7. Other relevant factors likewise do not suggest the presence of "substantial abuse." Although Debtor helps support her two adult sons and her two grandchildren, dependents she is not legally obligated to support, Debtor does not have an extravagant lifestyle. Her reported expenses are not excessive. Nothing in the Debtor's testimony leads the Court to conclude that she is not deserving of the fresh start afforded by the Bankruptcy Code. The discrepancies in the Debtor's schedules are troubling; however, the Court notes that it is equally incumbent upon counsel for the Debtor to carefully review the Debtor's statements and schedules prior to filing them with the Court as it is for the Debtor to provide complete and accurate information for inclusion on the bankruptcy petition, statements, and schedules.
As articulated by the Sixth Circuit,
[A] court should ascertain from the totality of circumstances whether [the debtor] is merely seeking an advantage over his creditors, or instead is `honest,' in the sense that his relationship with his creditors has been marked by essentially honorable and undeceptive dealings, and whether he is `needy' in the sense that his financial predicament warrants the discharge of his debts in exchange for liquidation of his assets.

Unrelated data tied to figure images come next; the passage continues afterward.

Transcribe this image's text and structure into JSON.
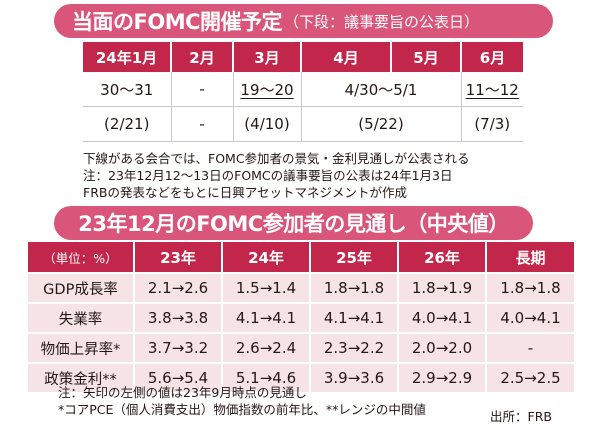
{
  "schedule": {
    "title_main": "当面のFOMC開催予定",
    "title_sub": "（下段：議事要旨の公表日）",
    "headers": [
      "24年1月",
      "2月",
      "3月",
      "4月",
      "5月",
      "6月"
    ],
    "meetings_row": [
      "30～31",
      "-",
      "19～20",
      "4/30～5/1",
      "11～12"
    ],
    "minutes_row": [
      "(2/21)",
      "-",
      "(4/10)",
      "(5/22)",
      "(7/3)"
    ],
    "notes": [
      "下線がある会合では、FOMC参加者の景気・金利見通しが公表される",
      "注：23年12月12～13日のFOMCの議事要旨の公表は24年1月3日",
      "FRBの発表などをもとに日興アセットマネジメントが作成"
    ]
  },
  "projections": {
    "title": "23年12月のFOMC参加者の見通し（中央値）",
    "unit_header": "（単位：%）",
    "col_headers": [
      "23年",
      "24年",
      "25年",
      "26年",
      "長期"
    ],
    "rows": [
      {
        "label": "GDP成長率",
        "values": [
          "2.1→2.6",
          "1.5→1.4",
          "1.8→1.8",
          "1.8→1.9",
          "1.8→1.8"
        ]
      },
      {
        "label": "失業率",
        "values": [
          "3.8→3.8",
          "4.1→4.1",
          "4.1→4.1",
          "4.0→4.1",
          "4.0→4.1"
        ]
      },
      {
        "label": "物価上昇率*",
        "values": [
          "3.7→3.2",
          "2.6→2.4",
          "2.3→2.2",
          "2.0→2.0",
          "-"
        ]
      },
      {
        "label": "政策金利**",
        "values": [
          "5.6→5.4",
          "5.1→4.6",
          "3.9→3.6",
          "2.9→2.9",
          "2.5→2.5"
        ]
      }
    ],
    "notes": [
      "注：矢印の左側の値は23年9月時点の見通し",
      "*コアPCE（個人消費支出）物価指数の前年比、**レンジの中間値"
    ],
    "source": "出所：FRB"
  }
}
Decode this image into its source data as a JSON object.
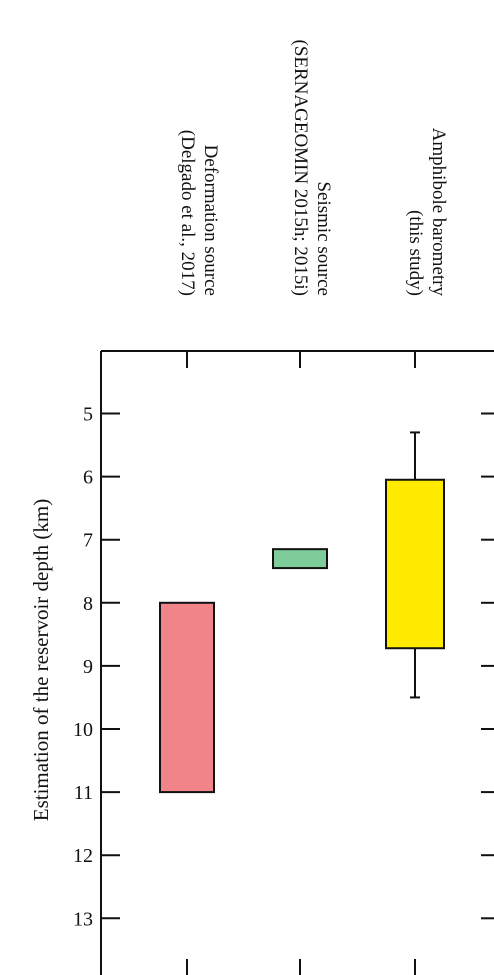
{
  "chart_data": {
    "type": "bar",
    "title": "",
    "xlabel": "",
    "ylabel": "Estimation of the reservoir depth (km)",
    "ylim": [
      4,
      14
    ],
    "y_inverted": true,
    "yticks": [
      5,
      6,
      7,
      8,
      9,
      10,
      11,
      12,
      13
    ],
    "grid": false,
    "legend": "none",
    "categories": [
      {
        "line1": "Deformation source",
        "line2": "(Delgado et al., 2017)"
      },
      {
        "line1": "Seismic source",
        "line2": "(SERNAGEOMIN 2015h; 2015i)"
      },
      {
        "line1": "Amphibole barometry",
        "line2": "(this study)"
      }
    ],
    "ranges": [
      {
        "low": 8.0,
        "high": 11.0,
        "color": "#f08489"
      },
      {
        "low": 7.15,
        "high": 7.45,
        "color": "#7fcc9b"
      },
      {
        "low": 6.05,
        "high": 8.72,
        "whisker_low": 5.3,
        "whisker_high": 9.5,
        "color": "#ffea00"
      }
    ]
  }
}
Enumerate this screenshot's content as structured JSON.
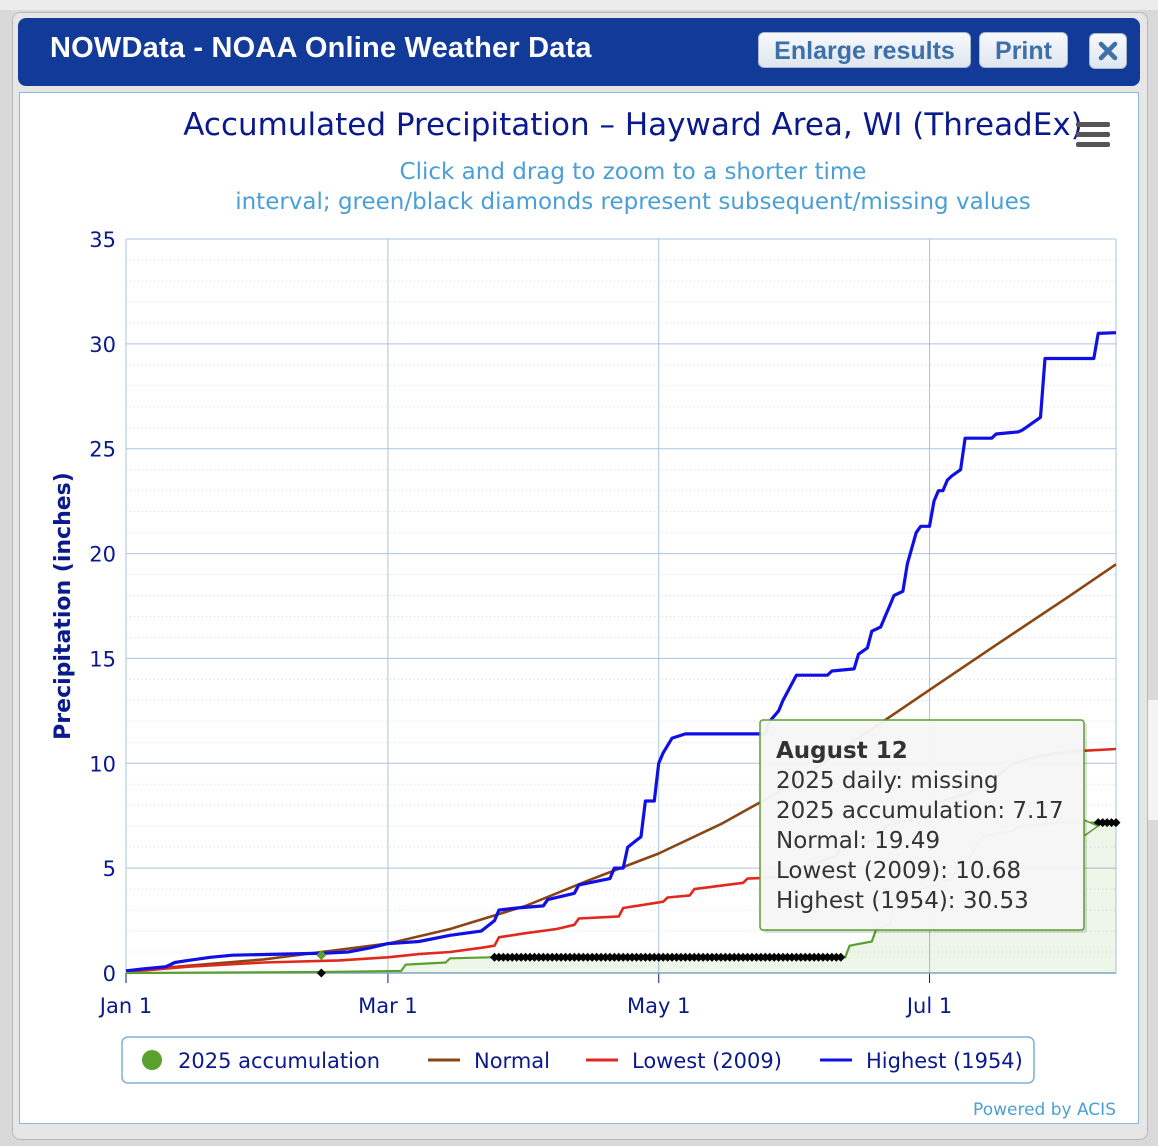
{
  "dialog": {
    "title": "NOWData - NOAA Online Weather Data",
    "enlarge_label": "Enlarge results",
    "print_label": "Print"
  },
  "credit": "Powered by ACIS",
  "colors": {
    "title": "#0a1a8c",
    "subtitle": "#4a9fd6",
    "axis": "#0a1a8c",
    "accum": "#5aa02c",
    "normal": "#8b4513",
    "lowest": "#e0281e",
    "highest": "#1010e6",
    "missing": "#000000"
  },
  "chart_data": {
    "type": "line",
    "title": "Accumulated Precipitation – Hayward Area, WI (ThreadEx)",
    "subtitle": "Click and drag to zoom to a shorter time interval; green/black diamonds represent subsequent/missing values",
    "ylabel": "Precipitation (inches)",
    "ylim": [
      0,
      35
    ],
    "xlim": [
      "2025-01-01",
      "2025-08-12"
    ],
    "y_ticks": [
      0,
      5,
      10,
      15,
      20,
      25,
      30,
      35
    ],
    "x_ticks": [
      {
        "date": "2025-01-01",
        "label": "Jan 1"
      },
      {
        "date": "2025-03-01",
        "label": "Mar 1"
      },
      {
        "date": "2025-05-01",
        "label": "May 1"
      },
      {
        "date": "2025-07-01",
        "label": "Jul 1"
      }
    ],
    "grid": true,
    "legend_position": "bottom",
    "series": [
      {
        "name": "Highest (1954)",
        "key": "highest",
        "x": [
          "2025-01-01",
          "2025-01-05",
          "2025-01-10",
          "2025-01-12",
          "2025-01-15",
          "2025-01-20",
          "2025-01-25",
          "2025-02-05",
          "2025-02-15",
          "2025-02-20",
          "2025-02-25",
          "2025-03-01",
          "2025-03-08",
          "2025-03-15",
          "2025-03-22",
          "2025-03-25",
          "2025-03-26",
          "2025-03-30",
          "2025-04-05",
          "2025-04-06",
          "2025-04-12",
          "2025-04-13",
          "2025-04-20",
          "2025-04-21",
          "2025-04-23",
          "2025-04-24",
          "2025-04-27",
          "2025-04-28",
          "2025-04-30",
          "2025-05-01",
          "2025-05-02",
          "2025-05-04",
          "2025-05-07",
          "2025-05-25",
          "2025-05-26",
          "2025-05-28",
          "2025-05-29",
          "2025-05-31",
          "2025-06-01",
          "2025-06-08",
          "2025-06-09",
          "2025-06-14",
          "2025-06-15",
          "2025-06-17",
          "2025-06-18",
          "2025-06-20",
          "2025-06-21",
          "2025-06-22",
          "2025-06-23",
          "2025-06-25",
          "2025-06-26",
          "2025-06-28",
          "2025-06-29",
          "2025-07-01",
          "2025-07-02",
          "2025-07-03",
          "2025-07-04",
          "2025-07-05",
          "2025-07-06",
          "2025-07-08",
          "2025-07-09",
          "2025-07-15",
          "2025-07-16",
          "2025-07-21",
          "2025-07-22",
          "2025-07-26",
          "2025-07-27",
          "2025-07-29",
          "2025-07-30",
          "2025-08-07",
          "2025-08-08",
          "2025-08-12"
        ],
        "y": [
          0.1,
          0.2,
          0.3,
          0.5,
          0.6,
          0.75,
          0.85,
          0.9,
          0.95,
          1.0,
          1.2,
          1.4,
          1.5,
          1.8,
          2.0,
          2.5,
          3.0,
          3.1,
          3.2,
          3.5,
          3.8,
          4.2,
          4.5,
          5.0,
          5.0,
          6.0,
          6.5,
          8.2,
          8.2,
          10.0,
          10.5,
          11.2,
          11.4,
          11.4,
          12.0,
          12.5,
          13.0,
          13.8,
          14.2,
          14.2,
          14.4,
          14.5,
          15.2,
          15.5,
          16.3,
          16.5,
          17.0,
          17.5,
          18.0,
          18.2,
          19.5,
          21.0,
          21.3,
          21.3,
          22.5,
          23.0,
          23.0,
          23.5,
          23.7,
          24.0,
          25.5,
          25.5,
          25.7,
          25.8,
          25.9,
          26.5,
          29.3,
          29.3,
          29.3,
          29.3,
          30.5,
          30.53
        ]
      },
      {
        "name": "Lowest (2009)",
        "key": "lowest",
        "x": [
          "2025-01-01",
          "2025-01-15",
          "2025-02-01",
          "2025-02-18",
          "2025-03-01",
          "2025-03-08",
          "2025-03-15",
          "2025-03-22",
          "2025-03-25",
          "2025-03-26",
          "2025-04-01",
          "2025-04-08",
          "2025-04-12",
          "2025-04-13",
          "2025-04-22",
          "2025-04-23",
          "2025-05-02",
          "2025-05-03",
          "2025-05-08",
          "2025-05-09",
          "2025-05-20",
          "2025-05-21",
          "2025-06-01",
          "2025-06-02",
          "2025-06-10",
          "2025-06-11",
          "2025-06-20",
          "2025-06-21",
          "2025-06-30",
          "2025-07-01",
          "2025-07-10",
          "2025-07-15",
          "2025-07-20",
          "2025-07-25",
          "2025-07-30",
          "2025-08-05",
          "2025-08-12"
        ],
        "y": [
          0.05,
          0.3,
          0.5,
          0.6,
          0.75,
          0.9,
          1.0,
          1.2,
          1.3,
          1.7,
          1.9,
          2.1,
          2.3,
          2.6,
          2.7,
          3.1,
          3.4,
          3.6,
          3.7,
          4.0,
          4.3,
          4.5,
          4.6,
          5.0,
          5.6,
          6.0,
          6.4,
          7.0,
          7.5,
          8.0,
          8.6,
          9.2,
          10.0,
          10.3,
          10.5,
          10.6,
          10.68
        ]
      },
      {
        "name": "Normal",
        "key": "normal",
        "x": [
          "2025-01-01",
          "2025-02-01",
          "2025-03-01",
          "2025-03-15",
          "2025-04-01",
          "2025-04-15",
          "2025-05-01",
          "2025-05-15",
          "2025-06-01",
          "2025-06-15",
          "2025-07-01",
          "2025-07-15",
          "2025-08-01",
          "2025-08-12"
        ],
        "y": [
          0.1,
          0.65,
          1.4,
          2.1,
          3.2,
          4.4,
          5.7,
          7.1,
          9.1,
          11.2,
          13.5,
          15.5,
          17.9,
          19.49
        ]
      },
      {
        "name": "2025 accumulation",
        "key": "accum",
        "x": [
          "2025-01-01",
          "2025-02-14",
          "2025-03-04",
          "2025-03-05",
          "2025-03-14",
          "2025-03-15",
          "2025-03-24",
          "2025-06-12",
          "2025-06-13",
          "2025-06-18",
          "2025-06-19",
          "2025-06-22",
          "2025-06-23",
          "2025-07-06",
          "2025-07-07",
          "2025-07-09",
          "2025-07-10",
          "2025-07-12",
          "2025-07-13",
          "2025-07-20",
          "2025-07-21",
          "2025-07-31",
          "2025-08-08"
        ],
        "y": [
          0.0,
          0.05,
          0.1,
          0.4,
          0.5,
          0.7,
          0.75,
          0.75,
          1.3,
          1.5,
          2.1,
          2.3,
          3.5,
          4.5,
          5.0,
          5.2,
          5.5,
          6.2,
          6.5,
          6.8,
          7.0,
          7.17,
          7.17
        ]
      }
    ],
    "missing_points": {
      "ranges": [
        [
          "2025-03-25",
          "2025-06-11"
        ],
        [
          "2025-08-08",
          "2025-08-12"
        ]
      ],
      "single": {
        "x": "2025-02-14",
        "y": 0.0
      },
      "value": 0.75,
      "tail_value": 7.17
    },
    "subsequent_point": {
      "x": "2025-02-14",
      "y": 0.85
    },
    "tooltip": {
      "date": "August 12",
      "lines": [
        "2025 daily: missing",
        "2025 accumulation: 7.17",
        "Normal: 19.49",
        "Lowest (2009): 10.68",
        "Highest (1954): 30.53"
      ]
    },
    "legend": [
      {
        "label": "2025 accumulation",
        "marker": "circle",
        "key": "accum"
      },
      {
        "label": "Normal",
        "marker": "line",
        "key": "normal"
      },
      {
        "label": "Lowest (2009)",
        "marker": "line",
        "key": "lowest"
      },
      {
        "label": "Highest (1954)",
        "marker": "line",
        "key": "highest"
      }
    ]
  }
}
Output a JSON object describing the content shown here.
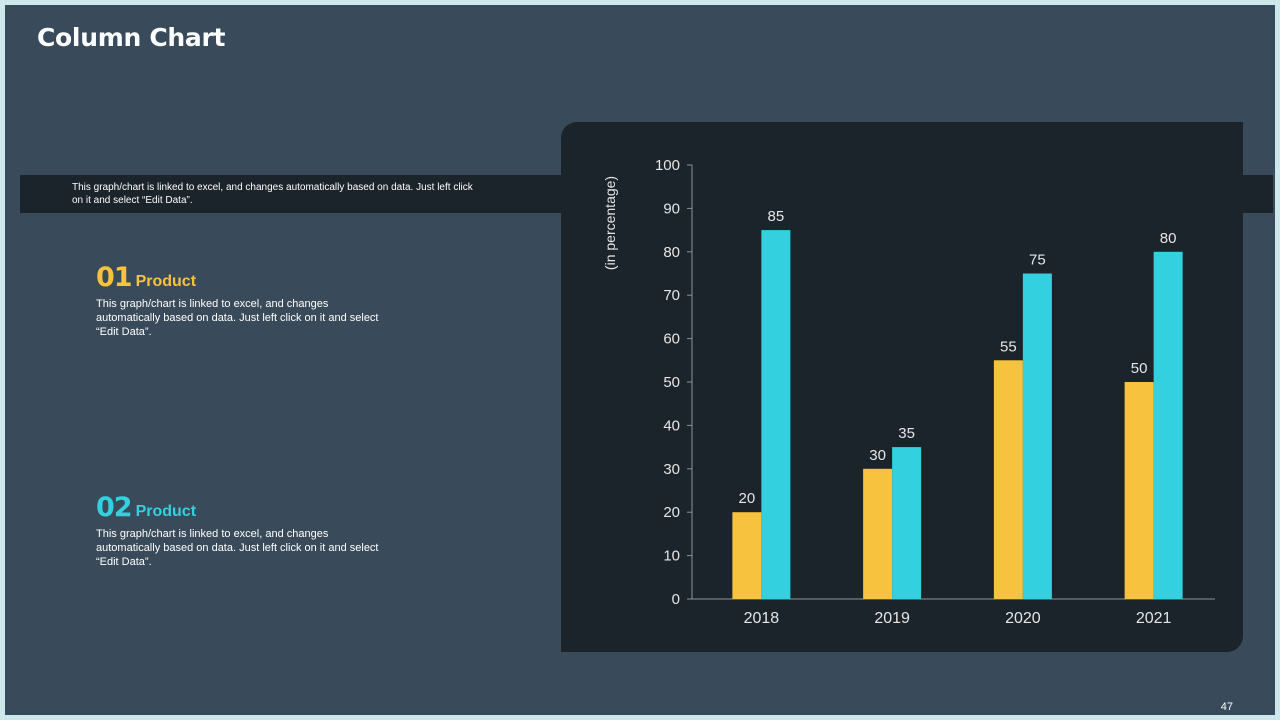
{
  "title": "Column Chart",
  "band_text": "This graph/chart is linked to excel, and changes automatically based on data. Just left click on it and select “Edit Data”.",
  "items": [
    {
      "number": "01",
      "label": "Product",
      "description": "This graph/chart is linked to excel,  and changes automatically based on data. Just left click on it and select “Edit Data”."
    },
    {
      "number": "02",
      "label": "Product",
      "description": "This graph/chart is linked to excel,  and changes automatically based on data. Just left click on it and select “Edit Data”."
    }
  ],
  "page_number": "47",
  "colors": {
    "series1": "#f7c23e",
    "series2": "#33d1df"
  },
  "chart_data": {
    "type": "bar",
    "title": "",
    "categories": [
      "2018",
      "2019",
      "2020",
      "2021"
    ],
    "series": [
      {
        "name": "Product 01",
        "values": [
          20,
          30,
          55,
          50
        ]
      },
      {
        "name": "Product 02",
        "values": [
          85,
          35,
          75,
          80
        ]
      }
    ],
    "xlabel": "",
    "ylabel": "(in percentage)",
    "ylim": [
      0,
      100
    ],
    "yticks": [
      0,
      10,
      20,
      30,
      40,
      50,
      60,
      70,
      80,
      90,
      100
    ],
    "data_labels": true,
    "grid": false
  }
}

In re Krohn, 886 F.2d 123, 126 (6th Cir. 1989) (citation omitted).
The evidence before the Court does not suggest that the Debtor has been dishonest or deceptive in dealing with her creditors. Her financial condition supports the finding that she is in need of financial relief. Therefore, based on the totality of circumstances in this proceeding, the Court concludes that granting the Debtor a discharge would not constitute a substantial abuse of the provisions of Chapter 7. Trustee's Motion to Dismiss will be denied.
These findings of fact and conclusions of law are entered in accordance with Rule 7052, F.R.Bankr.P. An appropriate order will be entered.